2002 Lexus RX 300
This 2002 review is representative of model years 1999 to 2003.
By Dan Jedlicka of MSN Autos
The Lexus RX 300 flung open the door for midsize luxury sport-utility vehicles when introduced in March 1998. It did an end run around the rival Mercedes-Benz M-Class because that vehicle was too truck-like.
Lexus says the RX 300 platform is unique, but it's spun off the Lexus ES 300/Toyota Camry sedan platform. And the RX 300 resembles the new Toyota Highlander sport ute under the skin.
The RX 300 has changed little since its debut. The only significant visual changes came for 2001 when it got a revised grille, headlights and taillights. Also that year, the fuel tank was enlarged and Lexus' Vehicle Skid Control stability system and Brake Assist feature were made standard.
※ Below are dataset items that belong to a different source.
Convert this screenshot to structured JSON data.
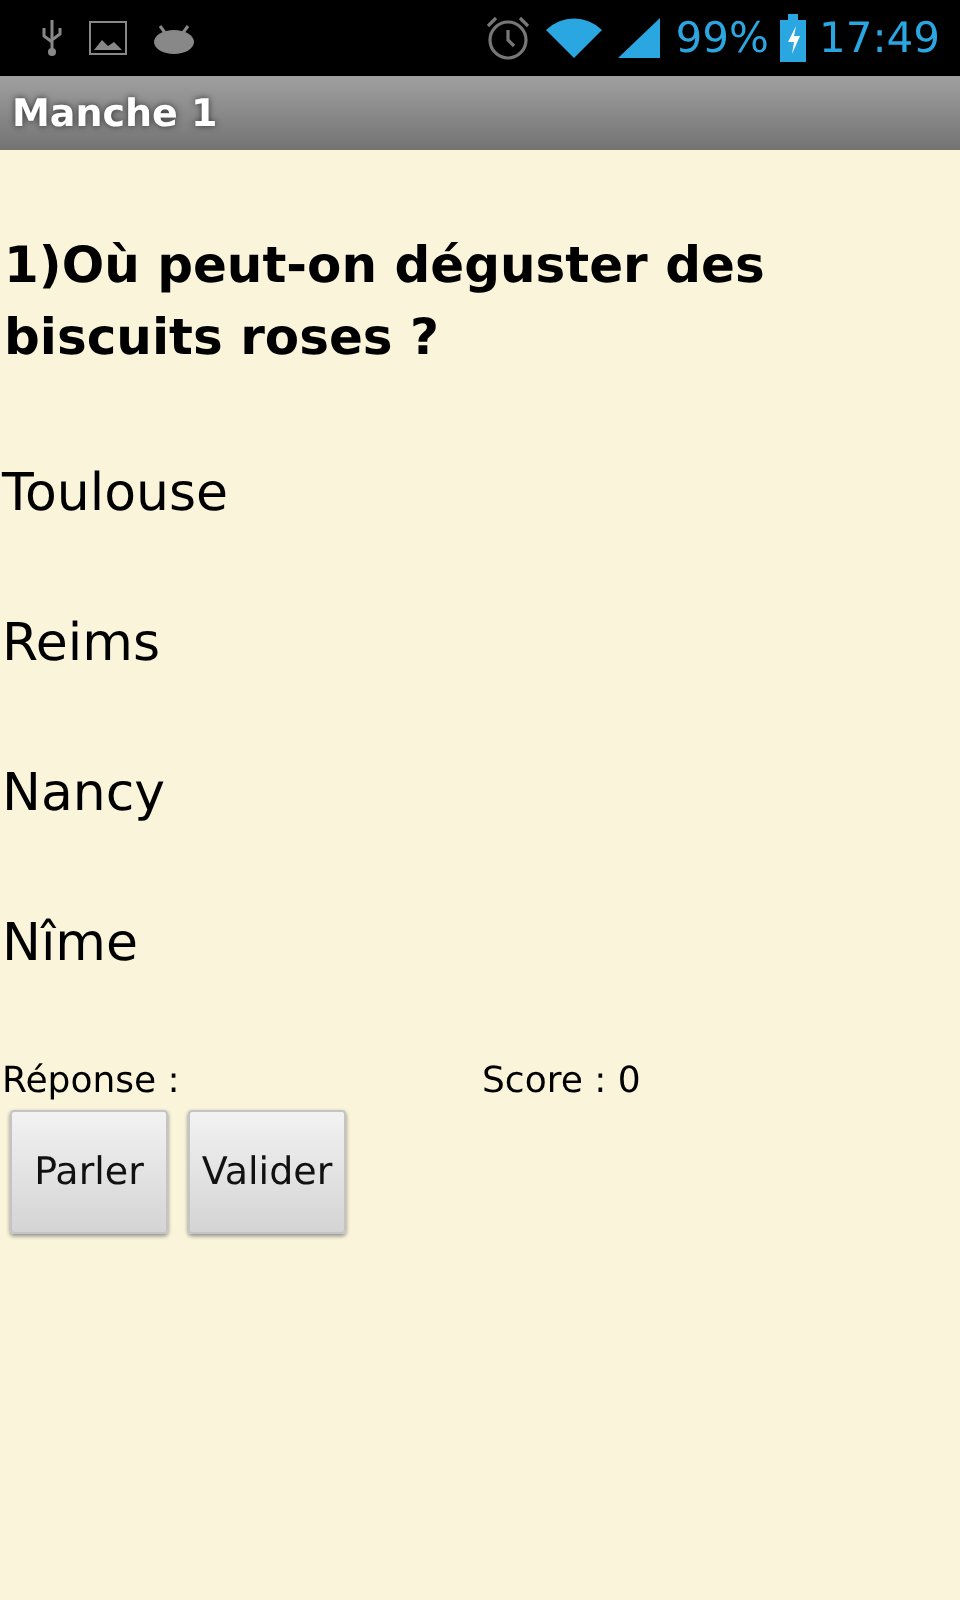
{
  "status_bar": {
    "battery": "99%",
    "time": "17:49"
  },
  "title": "Manche 1",
  "question": "1)Où peut-on déguster des biscuits roses ?",
  "answers": [
    "Toulouse",
    "Reims",
    "Nancy",
    "Nîme"
  ],
  "response_label": "Réponse :",
  "score": "Score : 0",
  "buttons": [
    "Parler",
    "Valider"
  ]
}
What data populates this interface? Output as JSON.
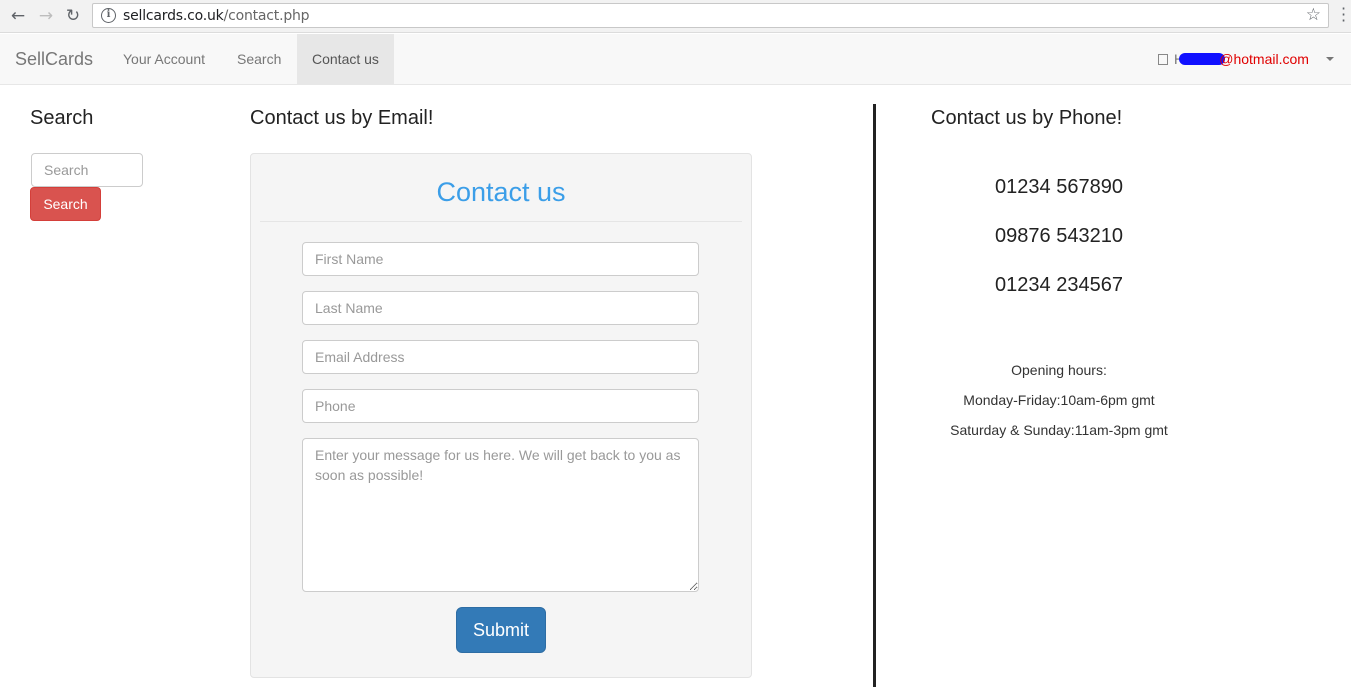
{
  "browser": {
    "url_domain": "sellcards.co.uk",
    "url_path": "/contact.php",
    "back_icon": "arrow-left",
    "forward_icon": "arrow-right",
    "reload_icon": "reload",
    "info_icon": "i",
    "star_icon": "☆"
  },
  "navbar": {
    "brand": "SellCards",
    "links": [
      "Your Account",
      "Search",
      "Contact us"
    ],
    "active_link": "Contact us",
    "user_prefix": "Hi",
    "user_email_suffix": "@hotmail.com"
  },
  "sidebar": {
    "heading": "Search",
    "search_placeholder": "Search",
    "search_button": "Search"
  },
  "email_section": {
    "heading": "Contact us by Email!",
    "form_title": "Contact us",
    "first_name_placeholder": "First Name",
    "last_name_placeholder": "Last Name",
    "email_placeholder": "Email Address",
    "phone_placeholder": "Phone",
    "message_placeholder": "Enter your message for us here. We will get back to you as soon as possible!",
    "submit_label": "Submit"
  },
  "phone_section": {
    "heading": "Contact us by Phone!",
    "numbers": [
      "01234 567890",
      "09876 543210",
      "01234 234567"
    ],
    "hours_title": "Opening hours:",
    "hours_weekday": "Monday-Friday:10am-6pm gmt",
    "hours_weekend": "Saturday & Sunday:11am-3pm gmt"
  },
  "colors": {
    "accent_blue": "#3b9ee8",
    "search_button": "#d9534f",
    "submit_button": "#337ab7",
    "email_red": "#e00000"
  }
}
The RX 300 has a $33,955 base price with front-wheel drive and costs $35,705 with an all-wheel-drive system. That system has no low-range gearing for tough off-road situations. But decent ground clearance and short front/rear overhangs let the all-wheel-drive version go places that would stall a typical sedan.
The responsive 4-speed automatic transmission works well with the V6, which produces 80 percent of its torque at only 1600 rpm—not far from engine idle speed.
No Fuel Miser
After all, although the RX 300 has tidy exterior dimensions, it's pretty heavy with all its luxury and convenience equipment, at 3,715 pounds with front-wheel drive and 3,924 pounds with all-wheel drive. Lexus says 87-octane fuel can be used, but recommends 92-octane gasoline.
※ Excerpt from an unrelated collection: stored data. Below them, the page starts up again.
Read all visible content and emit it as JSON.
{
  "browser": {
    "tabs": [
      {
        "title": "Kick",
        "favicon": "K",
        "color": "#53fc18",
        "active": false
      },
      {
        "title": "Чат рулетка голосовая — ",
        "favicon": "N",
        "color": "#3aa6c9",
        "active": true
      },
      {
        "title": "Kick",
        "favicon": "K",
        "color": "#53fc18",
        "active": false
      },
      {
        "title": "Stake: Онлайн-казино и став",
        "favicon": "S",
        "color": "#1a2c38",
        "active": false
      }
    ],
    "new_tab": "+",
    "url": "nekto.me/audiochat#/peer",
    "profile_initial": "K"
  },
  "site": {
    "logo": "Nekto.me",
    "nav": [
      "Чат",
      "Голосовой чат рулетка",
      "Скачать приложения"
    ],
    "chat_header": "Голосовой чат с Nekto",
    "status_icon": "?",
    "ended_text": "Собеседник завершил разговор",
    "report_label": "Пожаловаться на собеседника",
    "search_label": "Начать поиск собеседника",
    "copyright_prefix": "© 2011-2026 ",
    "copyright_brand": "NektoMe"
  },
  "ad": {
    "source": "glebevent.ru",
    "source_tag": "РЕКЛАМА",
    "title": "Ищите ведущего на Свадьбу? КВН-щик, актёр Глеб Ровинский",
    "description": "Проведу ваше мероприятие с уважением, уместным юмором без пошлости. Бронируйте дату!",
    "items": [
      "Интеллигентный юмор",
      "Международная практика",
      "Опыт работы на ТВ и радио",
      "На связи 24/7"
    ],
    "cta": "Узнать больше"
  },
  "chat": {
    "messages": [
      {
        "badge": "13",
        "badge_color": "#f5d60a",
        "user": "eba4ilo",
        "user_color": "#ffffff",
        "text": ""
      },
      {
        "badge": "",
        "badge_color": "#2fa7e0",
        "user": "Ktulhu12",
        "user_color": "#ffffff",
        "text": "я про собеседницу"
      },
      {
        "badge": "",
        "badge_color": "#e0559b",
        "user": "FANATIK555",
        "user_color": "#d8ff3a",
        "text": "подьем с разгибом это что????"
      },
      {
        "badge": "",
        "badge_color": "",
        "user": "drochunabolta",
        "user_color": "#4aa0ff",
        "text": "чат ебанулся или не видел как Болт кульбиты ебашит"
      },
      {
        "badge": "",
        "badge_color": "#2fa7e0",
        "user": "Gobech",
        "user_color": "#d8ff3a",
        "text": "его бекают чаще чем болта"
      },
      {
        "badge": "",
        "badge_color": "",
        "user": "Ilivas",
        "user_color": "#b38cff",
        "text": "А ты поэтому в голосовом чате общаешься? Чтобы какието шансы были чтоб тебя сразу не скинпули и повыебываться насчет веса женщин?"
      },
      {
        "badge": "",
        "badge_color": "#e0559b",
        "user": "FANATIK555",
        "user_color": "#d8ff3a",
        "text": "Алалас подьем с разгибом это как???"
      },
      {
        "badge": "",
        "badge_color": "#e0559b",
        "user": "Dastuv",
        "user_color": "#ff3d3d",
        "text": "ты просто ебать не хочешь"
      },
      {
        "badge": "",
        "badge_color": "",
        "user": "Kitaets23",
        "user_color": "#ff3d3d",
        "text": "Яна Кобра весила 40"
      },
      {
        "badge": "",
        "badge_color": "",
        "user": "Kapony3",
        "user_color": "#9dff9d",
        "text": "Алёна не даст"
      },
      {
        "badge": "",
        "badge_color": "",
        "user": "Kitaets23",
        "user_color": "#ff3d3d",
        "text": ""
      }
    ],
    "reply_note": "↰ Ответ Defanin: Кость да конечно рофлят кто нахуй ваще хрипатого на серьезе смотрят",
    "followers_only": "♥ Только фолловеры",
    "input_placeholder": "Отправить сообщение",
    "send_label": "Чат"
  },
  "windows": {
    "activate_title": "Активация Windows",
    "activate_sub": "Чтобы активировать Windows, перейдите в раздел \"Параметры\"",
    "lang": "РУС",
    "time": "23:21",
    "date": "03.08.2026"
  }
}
The steering is a bit too light at highway speeds, but is quick and precise. The all-independent suspension easily soaks up bumps, although wavy roads cause the ride to become slightly jouncy.
The brake pedal is too soft, but stopping distances are short and the Brake Assist feature is valuable during emergency stops.
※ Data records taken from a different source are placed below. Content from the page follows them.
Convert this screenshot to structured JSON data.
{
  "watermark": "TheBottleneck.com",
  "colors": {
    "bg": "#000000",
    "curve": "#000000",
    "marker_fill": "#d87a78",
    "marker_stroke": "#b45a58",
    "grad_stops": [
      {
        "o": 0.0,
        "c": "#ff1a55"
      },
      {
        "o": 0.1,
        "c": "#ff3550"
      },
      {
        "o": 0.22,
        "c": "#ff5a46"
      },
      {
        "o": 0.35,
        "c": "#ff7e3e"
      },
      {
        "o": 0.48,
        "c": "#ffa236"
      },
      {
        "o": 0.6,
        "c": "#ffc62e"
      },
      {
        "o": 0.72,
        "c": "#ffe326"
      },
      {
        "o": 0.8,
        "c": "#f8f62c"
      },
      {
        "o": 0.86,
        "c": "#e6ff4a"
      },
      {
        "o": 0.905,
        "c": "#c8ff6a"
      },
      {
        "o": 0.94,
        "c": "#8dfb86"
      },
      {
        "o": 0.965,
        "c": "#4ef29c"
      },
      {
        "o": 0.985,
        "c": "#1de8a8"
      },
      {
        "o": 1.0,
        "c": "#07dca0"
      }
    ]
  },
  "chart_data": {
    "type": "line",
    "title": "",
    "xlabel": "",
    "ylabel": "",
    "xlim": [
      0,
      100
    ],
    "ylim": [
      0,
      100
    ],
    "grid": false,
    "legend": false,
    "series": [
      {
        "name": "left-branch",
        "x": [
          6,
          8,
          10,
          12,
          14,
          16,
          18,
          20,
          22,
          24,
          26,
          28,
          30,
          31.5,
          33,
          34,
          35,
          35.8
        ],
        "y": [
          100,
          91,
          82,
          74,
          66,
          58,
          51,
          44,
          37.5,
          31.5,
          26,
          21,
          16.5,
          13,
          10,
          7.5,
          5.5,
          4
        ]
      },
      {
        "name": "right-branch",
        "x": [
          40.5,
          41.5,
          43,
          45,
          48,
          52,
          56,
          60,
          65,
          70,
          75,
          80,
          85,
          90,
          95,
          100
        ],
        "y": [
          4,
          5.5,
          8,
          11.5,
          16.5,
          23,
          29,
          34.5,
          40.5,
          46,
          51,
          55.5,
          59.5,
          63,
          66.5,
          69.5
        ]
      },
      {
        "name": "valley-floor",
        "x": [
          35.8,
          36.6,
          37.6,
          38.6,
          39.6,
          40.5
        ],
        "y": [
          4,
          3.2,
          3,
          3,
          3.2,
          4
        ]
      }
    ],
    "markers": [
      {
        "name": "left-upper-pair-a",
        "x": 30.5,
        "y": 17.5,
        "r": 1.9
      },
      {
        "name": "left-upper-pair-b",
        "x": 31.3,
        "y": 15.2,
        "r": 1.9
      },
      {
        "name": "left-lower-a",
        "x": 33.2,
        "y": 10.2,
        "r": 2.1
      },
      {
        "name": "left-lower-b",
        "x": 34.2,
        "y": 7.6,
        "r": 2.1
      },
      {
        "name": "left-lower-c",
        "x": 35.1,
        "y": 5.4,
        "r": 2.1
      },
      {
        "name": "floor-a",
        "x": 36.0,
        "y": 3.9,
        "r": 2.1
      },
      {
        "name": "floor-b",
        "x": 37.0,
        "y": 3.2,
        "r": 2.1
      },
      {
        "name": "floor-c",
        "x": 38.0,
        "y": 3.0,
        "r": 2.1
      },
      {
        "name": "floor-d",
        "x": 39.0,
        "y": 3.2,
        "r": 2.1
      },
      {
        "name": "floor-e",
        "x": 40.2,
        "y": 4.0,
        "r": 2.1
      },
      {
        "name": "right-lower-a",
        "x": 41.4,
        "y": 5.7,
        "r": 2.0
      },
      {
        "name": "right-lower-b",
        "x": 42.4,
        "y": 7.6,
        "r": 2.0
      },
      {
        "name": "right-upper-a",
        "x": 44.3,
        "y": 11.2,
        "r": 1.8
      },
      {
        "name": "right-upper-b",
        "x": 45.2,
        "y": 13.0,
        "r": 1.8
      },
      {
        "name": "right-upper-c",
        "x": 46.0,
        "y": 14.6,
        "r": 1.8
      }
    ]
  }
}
The backlit gauges on the sweeping dashboard are among the best in the industry. And large controls can be easily reached. Front cupholders are sturdy.
The interior looks upscale, especially with the leather upholstery available as a stand-alone option or as part of an option package. I can't remember seeing an RX 300 without leather.
Front seats offer good side support in curves, and the driver has a substantial raised floor area on which to rest his left foot. Another nifty touch: The transmission lever is on the upper console to free up floor space.
Decent Cargo Area
The RX 300 would be above-average even without the Lexus nameplate, which adds to its luster and resale value.